24 OCTOBER 1885, Page 2

The Elections are drawing near; and it is time, for

it is clear that the ideas of candidates are becoming exhausted. Speech after speech is a repetition of the last speech, sometimes with- out a new statement or even an illustration. It is all right, we suppose, for nails are clinched by hammering; but it is becoming a trifle tedious. Even Mr. Chamberlain at Birmingham on Monday, among his own electors and intimate friends, was, for readers outside Birmingham, a little dull. There was some chaff of local opponents which amused his audience ; but the one salient point of his speech was that it was nonsense to talk of buying land at fifty years' purchase, when it was selling everywhere at twenty-five years'. That is one way of putting it; but not the most accurate way.
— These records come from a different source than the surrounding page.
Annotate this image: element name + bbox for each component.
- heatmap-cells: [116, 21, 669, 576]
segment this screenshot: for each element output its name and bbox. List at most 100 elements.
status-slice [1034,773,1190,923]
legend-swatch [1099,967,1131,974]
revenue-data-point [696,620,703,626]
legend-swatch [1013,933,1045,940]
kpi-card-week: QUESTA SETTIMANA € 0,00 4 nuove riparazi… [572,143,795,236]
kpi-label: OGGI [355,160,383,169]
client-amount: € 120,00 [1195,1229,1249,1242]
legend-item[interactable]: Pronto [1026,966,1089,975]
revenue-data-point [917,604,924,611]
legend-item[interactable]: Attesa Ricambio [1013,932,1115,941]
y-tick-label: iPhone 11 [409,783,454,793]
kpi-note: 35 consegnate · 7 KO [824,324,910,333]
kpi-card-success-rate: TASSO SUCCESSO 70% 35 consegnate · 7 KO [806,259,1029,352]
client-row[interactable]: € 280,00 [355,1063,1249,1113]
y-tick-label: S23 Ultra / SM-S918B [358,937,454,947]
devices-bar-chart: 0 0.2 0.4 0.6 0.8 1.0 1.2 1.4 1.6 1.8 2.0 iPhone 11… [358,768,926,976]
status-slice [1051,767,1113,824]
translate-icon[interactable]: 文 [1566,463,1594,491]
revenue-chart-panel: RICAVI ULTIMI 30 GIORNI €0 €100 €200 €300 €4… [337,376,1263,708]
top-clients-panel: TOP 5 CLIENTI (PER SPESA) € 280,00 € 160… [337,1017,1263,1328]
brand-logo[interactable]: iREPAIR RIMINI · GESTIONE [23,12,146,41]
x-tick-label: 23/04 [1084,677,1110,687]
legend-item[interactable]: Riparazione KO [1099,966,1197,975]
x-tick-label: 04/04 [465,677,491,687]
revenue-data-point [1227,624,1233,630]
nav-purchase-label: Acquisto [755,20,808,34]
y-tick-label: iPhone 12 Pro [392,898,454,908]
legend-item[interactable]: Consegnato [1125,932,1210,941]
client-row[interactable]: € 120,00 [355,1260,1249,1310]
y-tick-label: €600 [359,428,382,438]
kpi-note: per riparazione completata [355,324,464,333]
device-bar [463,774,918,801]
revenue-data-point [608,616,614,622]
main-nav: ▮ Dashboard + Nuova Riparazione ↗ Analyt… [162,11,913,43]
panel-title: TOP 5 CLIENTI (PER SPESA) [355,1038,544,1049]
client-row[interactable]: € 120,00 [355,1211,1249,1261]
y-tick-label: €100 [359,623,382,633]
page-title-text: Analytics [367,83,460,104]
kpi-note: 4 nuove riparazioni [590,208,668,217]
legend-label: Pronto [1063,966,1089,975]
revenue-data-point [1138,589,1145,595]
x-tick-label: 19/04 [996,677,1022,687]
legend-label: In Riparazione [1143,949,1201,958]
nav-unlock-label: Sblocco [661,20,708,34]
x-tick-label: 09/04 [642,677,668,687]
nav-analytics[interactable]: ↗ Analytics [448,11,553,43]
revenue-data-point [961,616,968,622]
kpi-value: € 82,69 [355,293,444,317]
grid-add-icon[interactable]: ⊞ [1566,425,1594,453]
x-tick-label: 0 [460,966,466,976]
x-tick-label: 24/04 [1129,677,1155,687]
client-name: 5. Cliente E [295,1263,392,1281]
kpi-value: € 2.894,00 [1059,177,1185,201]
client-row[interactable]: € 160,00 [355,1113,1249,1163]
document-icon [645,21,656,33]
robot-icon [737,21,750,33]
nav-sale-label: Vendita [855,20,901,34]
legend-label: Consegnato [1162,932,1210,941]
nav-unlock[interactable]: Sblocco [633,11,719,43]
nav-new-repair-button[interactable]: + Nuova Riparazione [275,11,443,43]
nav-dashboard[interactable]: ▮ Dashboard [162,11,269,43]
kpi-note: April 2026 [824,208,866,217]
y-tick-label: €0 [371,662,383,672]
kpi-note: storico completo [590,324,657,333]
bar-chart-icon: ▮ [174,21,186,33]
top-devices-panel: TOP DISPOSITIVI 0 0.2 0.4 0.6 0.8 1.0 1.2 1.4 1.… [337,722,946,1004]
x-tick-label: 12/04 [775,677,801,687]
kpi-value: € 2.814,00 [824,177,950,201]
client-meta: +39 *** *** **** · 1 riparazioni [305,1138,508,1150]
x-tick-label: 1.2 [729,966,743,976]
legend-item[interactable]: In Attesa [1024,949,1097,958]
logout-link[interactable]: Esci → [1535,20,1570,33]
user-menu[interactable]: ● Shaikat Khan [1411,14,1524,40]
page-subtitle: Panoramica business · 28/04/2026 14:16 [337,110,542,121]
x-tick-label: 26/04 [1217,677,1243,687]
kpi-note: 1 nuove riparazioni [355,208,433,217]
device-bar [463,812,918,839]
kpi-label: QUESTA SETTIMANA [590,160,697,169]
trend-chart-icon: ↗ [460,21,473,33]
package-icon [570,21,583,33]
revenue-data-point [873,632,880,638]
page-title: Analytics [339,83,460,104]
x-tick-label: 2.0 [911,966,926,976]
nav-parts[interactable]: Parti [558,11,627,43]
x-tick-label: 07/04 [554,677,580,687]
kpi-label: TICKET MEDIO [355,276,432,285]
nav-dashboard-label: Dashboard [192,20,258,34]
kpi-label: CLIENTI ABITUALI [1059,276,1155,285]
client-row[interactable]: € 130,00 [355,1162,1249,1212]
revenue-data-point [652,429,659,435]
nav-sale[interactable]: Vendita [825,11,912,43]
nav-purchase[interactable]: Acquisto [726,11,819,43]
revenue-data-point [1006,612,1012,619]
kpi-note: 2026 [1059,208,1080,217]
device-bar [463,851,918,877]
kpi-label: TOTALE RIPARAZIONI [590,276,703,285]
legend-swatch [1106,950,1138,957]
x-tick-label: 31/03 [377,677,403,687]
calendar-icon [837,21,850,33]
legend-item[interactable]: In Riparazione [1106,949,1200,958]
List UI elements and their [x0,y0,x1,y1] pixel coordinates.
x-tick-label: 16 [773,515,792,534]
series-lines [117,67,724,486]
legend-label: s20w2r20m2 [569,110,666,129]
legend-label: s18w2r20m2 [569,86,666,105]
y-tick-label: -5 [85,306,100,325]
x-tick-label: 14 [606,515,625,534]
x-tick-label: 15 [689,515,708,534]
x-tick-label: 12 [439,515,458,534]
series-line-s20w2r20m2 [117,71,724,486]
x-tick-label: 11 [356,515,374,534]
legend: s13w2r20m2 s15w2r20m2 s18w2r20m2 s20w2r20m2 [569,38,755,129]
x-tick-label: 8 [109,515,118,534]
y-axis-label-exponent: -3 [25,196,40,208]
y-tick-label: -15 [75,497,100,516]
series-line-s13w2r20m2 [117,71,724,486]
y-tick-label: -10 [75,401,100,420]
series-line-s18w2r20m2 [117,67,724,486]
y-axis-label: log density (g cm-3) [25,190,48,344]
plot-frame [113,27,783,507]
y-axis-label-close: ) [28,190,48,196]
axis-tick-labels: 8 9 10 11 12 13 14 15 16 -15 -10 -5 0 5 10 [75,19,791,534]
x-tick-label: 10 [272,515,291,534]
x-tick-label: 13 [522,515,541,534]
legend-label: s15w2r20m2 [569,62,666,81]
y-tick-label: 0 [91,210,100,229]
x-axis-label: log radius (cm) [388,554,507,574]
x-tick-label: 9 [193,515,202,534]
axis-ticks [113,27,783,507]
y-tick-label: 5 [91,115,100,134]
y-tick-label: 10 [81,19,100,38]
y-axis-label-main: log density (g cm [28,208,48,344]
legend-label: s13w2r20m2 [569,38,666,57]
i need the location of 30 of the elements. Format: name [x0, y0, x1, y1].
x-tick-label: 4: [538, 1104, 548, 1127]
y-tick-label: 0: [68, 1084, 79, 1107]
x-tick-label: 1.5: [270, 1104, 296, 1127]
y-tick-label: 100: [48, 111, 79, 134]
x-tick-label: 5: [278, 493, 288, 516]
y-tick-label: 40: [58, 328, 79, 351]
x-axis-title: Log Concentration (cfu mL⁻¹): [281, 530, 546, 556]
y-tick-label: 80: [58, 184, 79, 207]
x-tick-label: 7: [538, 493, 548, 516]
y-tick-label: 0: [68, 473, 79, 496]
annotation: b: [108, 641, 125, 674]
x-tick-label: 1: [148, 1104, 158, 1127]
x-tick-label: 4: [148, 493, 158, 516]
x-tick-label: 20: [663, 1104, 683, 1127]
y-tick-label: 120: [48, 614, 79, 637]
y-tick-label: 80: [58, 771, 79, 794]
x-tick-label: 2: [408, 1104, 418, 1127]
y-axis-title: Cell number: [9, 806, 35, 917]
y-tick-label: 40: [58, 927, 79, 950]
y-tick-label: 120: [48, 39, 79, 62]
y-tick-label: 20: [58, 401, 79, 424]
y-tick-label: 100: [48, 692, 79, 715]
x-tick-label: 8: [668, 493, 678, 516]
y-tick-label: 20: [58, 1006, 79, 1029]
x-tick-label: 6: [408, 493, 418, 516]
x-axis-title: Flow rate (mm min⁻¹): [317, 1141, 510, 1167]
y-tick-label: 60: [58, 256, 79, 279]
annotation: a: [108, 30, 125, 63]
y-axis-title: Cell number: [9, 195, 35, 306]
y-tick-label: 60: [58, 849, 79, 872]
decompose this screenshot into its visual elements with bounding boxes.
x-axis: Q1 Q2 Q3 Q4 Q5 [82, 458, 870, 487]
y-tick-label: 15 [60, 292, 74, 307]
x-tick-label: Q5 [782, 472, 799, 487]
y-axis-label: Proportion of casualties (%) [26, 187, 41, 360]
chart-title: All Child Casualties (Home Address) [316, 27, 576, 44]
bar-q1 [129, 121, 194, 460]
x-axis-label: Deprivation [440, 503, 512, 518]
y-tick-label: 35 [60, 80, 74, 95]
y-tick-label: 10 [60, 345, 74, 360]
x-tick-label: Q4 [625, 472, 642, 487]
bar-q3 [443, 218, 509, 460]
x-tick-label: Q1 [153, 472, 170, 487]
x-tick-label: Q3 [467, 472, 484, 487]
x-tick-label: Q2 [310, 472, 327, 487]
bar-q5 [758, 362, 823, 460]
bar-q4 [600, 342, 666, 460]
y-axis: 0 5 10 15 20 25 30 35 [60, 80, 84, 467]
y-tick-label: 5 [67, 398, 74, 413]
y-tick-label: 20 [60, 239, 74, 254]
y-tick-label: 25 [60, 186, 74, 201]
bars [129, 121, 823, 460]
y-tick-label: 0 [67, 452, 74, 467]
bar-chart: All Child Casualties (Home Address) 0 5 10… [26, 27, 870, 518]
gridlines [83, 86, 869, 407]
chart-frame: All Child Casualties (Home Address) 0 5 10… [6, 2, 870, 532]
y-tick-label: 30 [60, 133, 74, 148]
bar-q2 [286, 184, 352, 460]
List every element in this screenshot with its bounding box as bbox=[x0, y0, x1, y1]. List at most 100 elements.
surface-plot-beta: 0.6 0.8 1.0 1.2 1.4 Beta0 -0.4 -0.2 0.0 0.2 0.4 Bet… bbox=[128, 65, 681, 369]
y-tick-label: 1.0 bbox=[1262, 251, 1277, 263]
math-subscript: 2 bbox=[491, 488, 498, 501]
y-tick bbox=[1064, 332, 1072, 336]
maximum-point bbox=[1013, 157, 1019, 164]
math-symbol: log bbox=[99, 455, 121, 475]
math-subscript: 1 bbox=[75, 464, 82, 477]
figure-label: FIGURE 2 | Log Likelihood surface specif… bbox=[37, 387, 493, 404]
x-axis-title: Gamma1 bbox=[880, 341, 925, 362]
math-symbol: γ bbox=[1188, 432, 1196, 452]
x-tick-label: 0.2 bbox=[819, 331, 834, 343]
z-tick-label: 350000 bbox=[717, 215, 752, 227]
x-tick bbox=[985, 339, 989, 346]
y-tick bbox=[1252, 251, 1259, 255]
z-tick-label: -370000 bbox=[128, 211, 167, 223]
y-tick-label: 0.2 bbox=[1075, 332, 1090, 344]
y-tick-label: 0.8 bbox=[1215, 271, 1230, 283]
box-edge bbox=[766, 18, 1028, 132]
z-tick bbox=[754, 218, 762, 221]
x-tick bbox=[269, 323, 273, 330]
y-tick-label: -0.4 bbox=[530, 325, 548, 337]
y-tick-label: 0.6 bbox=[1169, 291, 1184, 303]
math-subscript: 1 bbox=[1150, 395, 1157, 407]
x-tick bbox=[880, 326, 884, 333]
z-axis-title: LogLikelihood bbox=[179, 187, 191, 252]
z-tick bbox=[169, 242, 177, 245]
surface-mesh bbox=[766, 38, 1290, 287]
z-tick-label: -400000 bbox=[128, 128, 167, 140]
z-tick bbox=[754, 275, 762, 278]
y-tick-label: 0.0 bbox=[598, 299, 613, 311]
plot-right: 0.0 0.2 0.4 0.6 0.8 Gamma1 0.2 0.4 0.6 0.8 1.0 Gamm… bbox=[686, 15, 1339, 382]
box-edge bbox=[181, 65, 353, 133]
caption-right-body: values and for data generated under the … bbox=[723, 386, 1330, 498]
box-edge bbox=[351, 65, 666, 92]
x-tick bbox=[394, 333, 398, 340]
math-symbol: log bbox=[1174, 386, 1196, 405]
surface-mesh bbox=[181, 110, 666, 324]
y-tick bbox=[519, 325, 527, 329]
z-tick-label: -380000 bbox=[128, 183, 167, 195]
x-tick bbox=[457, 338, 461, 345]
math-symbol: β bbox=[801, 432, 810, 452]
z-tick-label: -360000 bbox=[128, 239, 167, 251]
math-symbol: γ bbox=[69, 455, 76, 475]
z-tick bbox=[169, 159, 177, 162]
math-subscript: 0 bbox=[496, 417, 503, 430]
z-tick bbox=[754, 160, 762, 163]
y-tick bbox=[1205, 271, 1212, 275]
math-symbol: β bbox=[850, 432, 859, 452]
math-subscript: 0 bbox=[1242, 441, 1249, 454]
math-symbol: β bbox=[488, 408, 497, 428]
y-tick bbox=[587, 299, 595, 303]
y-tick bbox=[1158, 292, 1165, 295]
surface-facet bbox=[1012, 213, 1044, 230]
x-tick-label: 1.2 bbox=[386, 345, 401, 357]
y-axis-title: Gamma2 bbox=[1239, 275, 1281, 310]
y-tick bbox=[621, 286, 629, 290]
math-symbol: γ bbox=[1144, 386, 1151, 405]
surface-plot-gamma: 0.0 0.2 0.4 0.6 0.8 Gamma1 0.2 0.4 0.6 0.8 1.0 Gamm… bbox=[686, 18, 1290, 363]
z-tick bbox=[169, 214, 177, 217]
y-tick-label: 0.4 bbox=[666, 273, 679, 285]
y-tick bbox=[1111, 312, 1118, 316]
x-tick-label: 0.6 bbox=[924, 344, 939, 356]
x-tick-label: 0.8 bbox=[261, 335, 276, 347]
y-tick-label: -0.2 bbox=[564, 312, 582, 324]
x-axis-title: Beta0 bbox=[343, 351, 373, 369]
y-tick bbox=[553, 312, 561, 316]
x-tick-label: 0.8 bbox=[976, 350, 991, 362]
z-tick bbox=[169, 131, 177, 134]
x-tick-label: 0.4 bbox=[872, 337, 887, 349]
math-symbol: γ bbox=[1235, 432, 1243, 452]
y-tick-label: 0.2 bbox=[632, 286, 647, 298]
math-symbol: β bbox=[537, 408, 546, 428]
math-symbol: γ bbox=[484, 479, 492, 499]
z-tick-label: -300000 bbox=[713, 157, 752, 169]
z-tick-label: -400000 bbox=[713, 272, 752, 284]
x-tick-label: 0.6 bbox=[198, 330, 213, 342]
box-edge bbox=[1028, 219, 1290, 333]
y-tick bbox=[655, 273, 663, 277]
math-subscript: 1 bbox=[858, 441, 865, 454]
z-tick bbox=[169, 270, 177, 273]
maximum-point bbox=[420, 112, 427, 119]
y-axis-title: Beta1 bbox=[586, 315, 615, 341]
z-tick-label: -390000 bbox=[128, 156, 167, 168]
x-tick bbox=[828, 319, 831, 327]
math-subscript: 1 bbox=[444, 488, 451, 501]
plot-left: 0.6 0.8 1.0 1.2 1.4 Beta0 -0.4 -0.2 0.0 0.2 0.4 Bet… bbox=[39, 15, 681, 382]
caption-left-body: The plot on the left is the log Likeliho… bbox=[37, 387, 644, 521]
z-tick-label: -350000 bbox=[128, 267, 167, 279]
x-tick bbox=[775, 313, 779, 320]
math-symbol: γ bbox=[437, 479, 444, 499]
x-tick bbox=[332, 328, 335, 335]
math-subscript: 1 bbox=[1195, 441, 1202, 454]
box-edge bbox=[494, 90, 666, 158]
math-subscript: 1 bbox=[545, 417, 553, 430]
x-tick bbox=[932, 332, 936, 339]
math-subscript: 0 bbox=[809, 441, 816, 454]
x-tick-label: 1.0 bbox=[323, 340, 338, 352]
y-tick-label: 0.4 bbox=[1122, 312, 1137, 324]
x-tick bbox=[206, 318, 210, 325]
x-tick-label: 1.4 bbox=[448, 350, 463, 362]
Counting only the bare price and the rent, land can be obtained at that rats; but there is more to be counted than these. There are outgoings which will be as compulsory on Councils as on all other landlords, which, in most places, reduce the net rental almost to the figure given by Lord Salisbury. Does Mr. Chamberlain know anywhere a rural estate which will be sold to yield 4 per cent. clear upon the rental-4 per cent., we mean, obtainable in sovereigns like the interest on, say, Victoria Bonds ? He has only to name it, and the seller will have no lack of purchasers. Notoriously, much land does not yield more than 2 per cent., and that is fifty years' purchase, as Lord Salisbury said. The point in itself is not important; but it is important if there is to be a statute rate, or even a customary rate, for the compulsory transfers of which the area is to be so much enlarged.